Integrating factor of (a+1)ydx + (b+1)xdy = 0

[asdf1]

for the equation, (a+1)ydx+(b+1)xdy=0,
i am wondering how to get (x^a)(y^b) as an integrating factor~

the following is my work:

(1/F)(dF/dx)=(a-b)/[(b+1)x]
=> F=cx^[(a-b)/(b+1)]

why doesn't that method work?

 

[HallsofIvy]

It's not clear to me what you are doing. What happened to y?

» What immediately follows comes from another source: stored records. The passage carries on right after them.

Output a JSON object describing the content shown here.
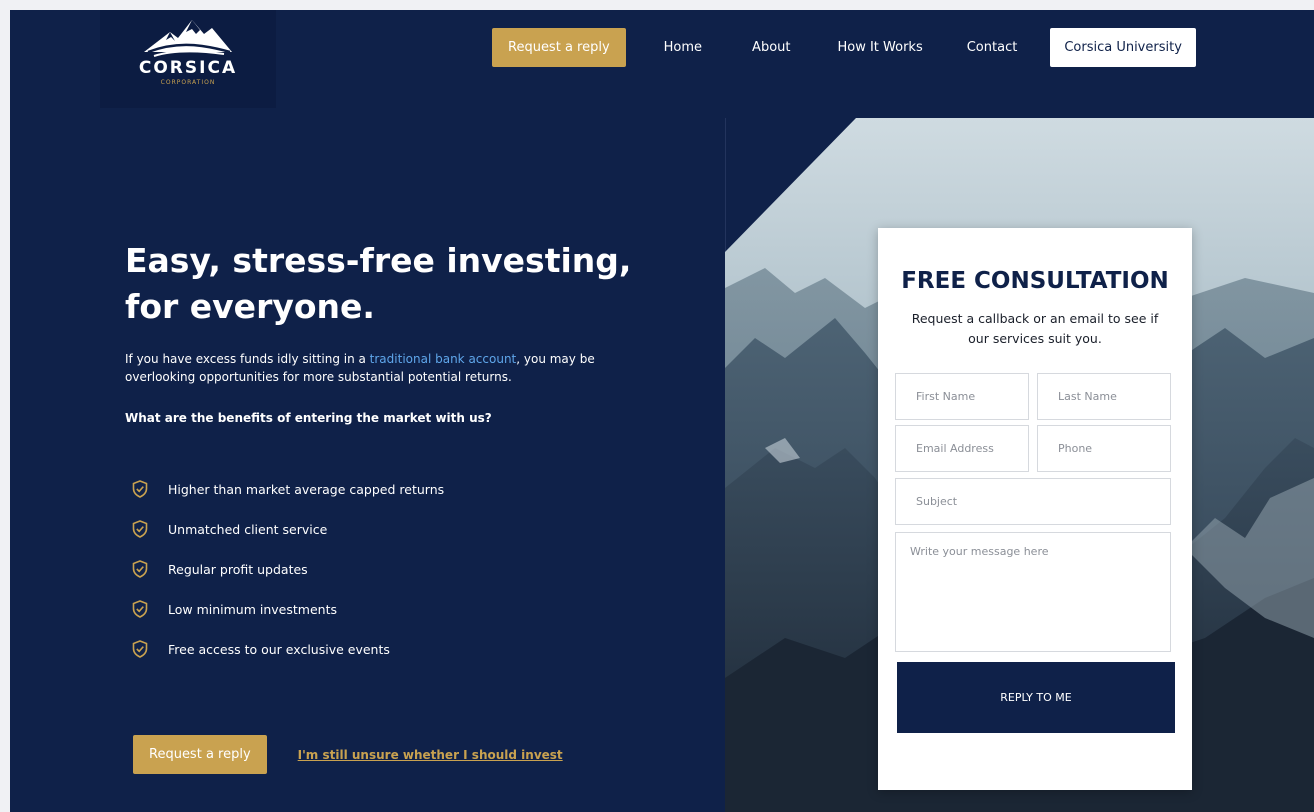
{
  "brand": {
    "name": "CORSICA",
    "sub": "CORPORATION"
  },
  "nav": {
    "cta": "Request a reply",
    "links": [
      "Home",
      "About",
      "How It Works",
      "Contact"
    ],
    "university": "Corsica University"
  },
  "hero": {
    "title_line1": "Easy, stress-free investing,",
    "title_line2": "for everyone.",
    "intro_before": "If you have excess funds idly sitting in a ",
    "intro_link": "traditional bank account",
    "intro_after": ", you may be overlooking opportunities for more substantial potential returns.",
    "benefits_question": "What are the benefits of entering the market with us?",
    "benefits": [
      "Higher than market average capped returns",
      "Unmatched client service",
      "Regular profit updates",
      "Low minimum investments",
      "Free access to our exclusive events"
    ],
    "cta": "Request a reply",
    "unsure_link": "I'm still unsure whether I should invest"
  },
  "form": {
    "title": "FREE CONSULTATION",
    "subtitle": "Request a callback or an email to see if our services suit you.",
    "first_name": "First Name",
    "last_name": "Last Name",
    "email": "Email Address",
    "phone": "Phone",
    "subject": "Subject",
    "message": "Write your message here",
    "submit": "REPLY TO ME"
  },
  "colors": {
    "navy": "#0f2149",
    "gold": "#c9a250",
    "link_blue": "#5fa6ea"
  },
  "icons": {
    "benefit": "shield-check-icon",
    "logo": "mountain-logo-icon"
  }
}
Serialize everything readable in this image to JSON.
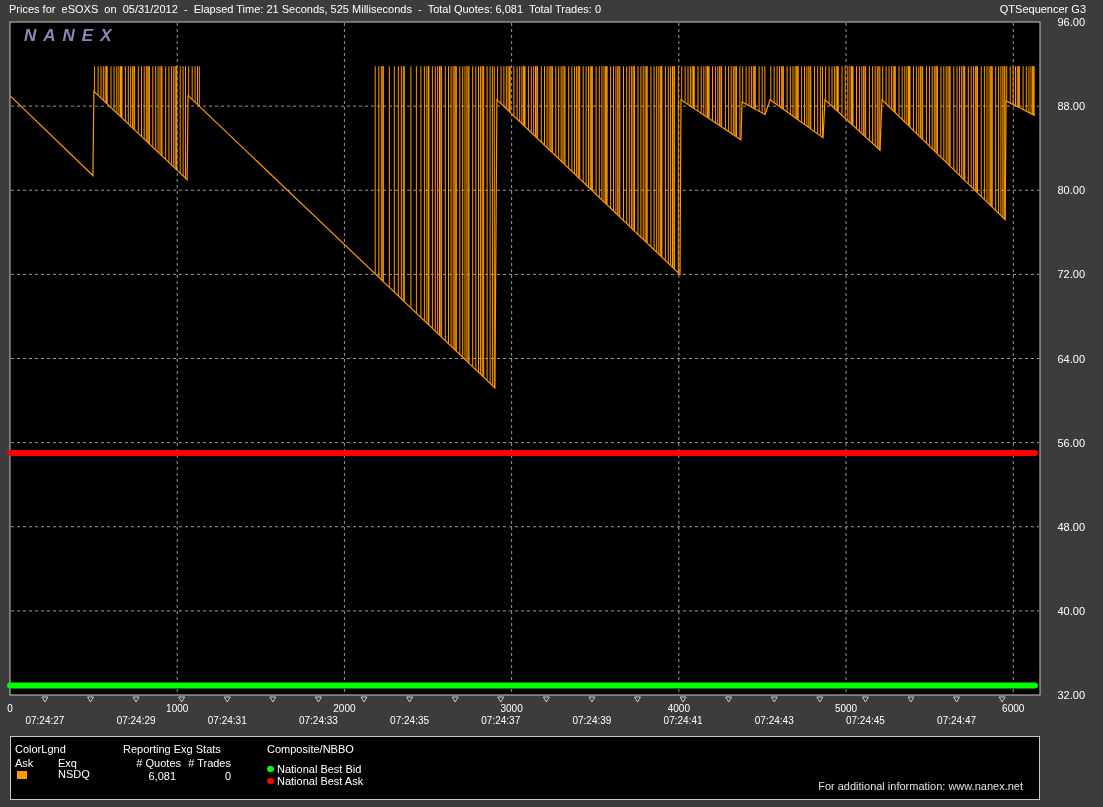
{
  "header": {
    "title": "Prices for  eSOXS  on  05/31/2012  -  Elapsed Time: 21 Seconds, 525 Milliseconds  -  Total Quotes: 6,081  Total Trades: 0",
    "app_name": "QTSequencer G3"
  },
  "chart": {
    "logo": "NANEX",
    "chart_data": {
      "type": "line",
      "x": [
        0,
        496,
        502,
        1059,
        1065,
        2900,
        2912,
        4007,
        4013,
        4372,
        4378,
        4516,
        4546,
        4862,
        4874,
        5203,
        5215,
        5951,
        5957,
        6130
      ],
      "series": [
        {
          "name": "Ask",
          "color": "#ff9900",
          "values": [
            89.0,
            81.4,
            89.4,
            81.0,
            89.0,
            61.2,
            88.6,
            72.0,
            88.6,
            84.8,
            88.4,
            87.2,
            88.6,
            85.0,
            88.6,
            83.8,
            88.6,
            77.2,
            88.5,
            87.1
          ]
        },
        {
          "name": "National Best Ask",
          "color": "#ff0000",
          "values": [
            55,
            55,
            55,
            55,
            55,
            55,
            55,
            55,
            55,
            55,
            55,
            55,
            55,
            55,
            55,
            55,
            55,
            55,
            55,
            55
          ]
        },
        {
          "name": "National Best Bid",
          "color": "#00ff00",
          "values": [
            32.9,
            32.9,
            32.9,
            32.9,
            32.9,
            32.9,
            32.9,
            32.9,
            32.9,
            32.9,
            32.9,
            32.9,
            32.9,
            32.9,
            32.9,
            32.9,
            32.9,
            32.9,
            32.9,
            32.9
          ]
        }
      ],
      "grid": true,
      "xlim": [
        0,
        6160
      ],
      "ylim": [
        32,
        96
      ],
      "xticks": [
        0,
        1000,
        2000,
        3000,
        4000,
        5000,
        6000
      ],
      "yticks": [
        {
          "value": 32,
          "label": "32.00"
        },
        {
          "value": 40,
          "label": "40.00"
        },
        {
          "value": 48,
          "label": "48.00"
        },
        {
          "value": 56,
          "label": "56.00"
        },
        {
          "value": 64,
          "label": "64.00"
        },
        {
          "value": 72,
          "label": "72.00"
        },
        {
          "value": 80,
          "label": "80.00"
        },
        {
          "value": 88,
          "label": "88.00"
        },
        {
          "value": 96,
          "label": "96.00"
        }
      ]
    },
    "time_labels": [
      "07:24:27",
      "07:24:29",
      "07:24:31",
      "07:24:33",
      "07:24:35",
      "07:24:37",
      "07:24:39",
      "07:24:41",
      "07:24:43",
      "07:24:45",
      "07:24:47"
    ]
  },
  "legend": {
    "color_legend": {
      "title": "ColorLgnd",
      "columns": [
        "Exq"
      ],
      "rows": [
        {
          "exchange": "NSDQ"
        }
      ]
    },
    "exchange_stats": {
      "title": "Reporting Exg Stats",
      "columns": [
        "# Quotes",
        "# Trades"
      ],
      "rows": [
        {
          "quotes": "6,081",
          "trades": "0"
        }
      ]
    },
    "nbbo": {
      "title": "Composite/NBBO"
    },
    "footer": "For additional information: www.nanex.net"
  }
}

The simplest way to get the integrating factor is just to try an integrating factor of the form x^αy^β. The equation becomes
$$((a+1)x^{\alpha}y^{\beta+1})dx+ ((b+1)x^{\alpha+1}y^{\beta})dy$$

In order for that to be exact, we must have
$$((a+1)x^{\alpha}y^{\beta+1})_y= ((b+1)x^{\alpha+1}y^{\beta})_x$$
or
$$(a+1)(\beta+1)x^{\alpha}y^{\beta}= (b+1)(\alpha+1)xx^{\alpha}y^{\beta}$$
That will clearly be true if α= a and β= b. Therefore x^ay^b is an integrating factor.

 

[asdf1]

wow! how'd you think of trying the integrating factor of the form (x^α)(y^β)?

 

[saltydog]

It's not clear to me what you are doing. What happened to y?

The simplest way to get the integrating factor is just to try an integrating factor of the form x^αy^β. The equation becomes
$$((a+1)x^{\alpha}y^{\beta+1})dx+ ((b+1)x^{\alpha+1}y^{\beta})dy$$

In order for that to be exact, we must have
$$((a+1)x^{\alpha}y^{\beta+1})_y= ((b+1)x^{\alpha+1}y^{\beta})_x$$
or
$$(a+1)(\beta+1)x^{\alpha}y^{\beta}= (b+1)(\alpha+1)xx^{\alpha}y^{\beta}$$
That will clearly be true if α= a and β= b. Therefore x^ay^b is an integrating factor.

Well, shouldn't that be:

$$(a+1)(\beta+1)x^{\alpha}y^{\beta}= (b+1)(\alpha+1)x^{\alpha}y^{\beta}$$

Just want to be precise that's all.

 

[asdf1]

hmmm... i looked up an edition of advanced engineering mathematics, and i saw a little description of that kind of substition, but it didn't explain why...
:P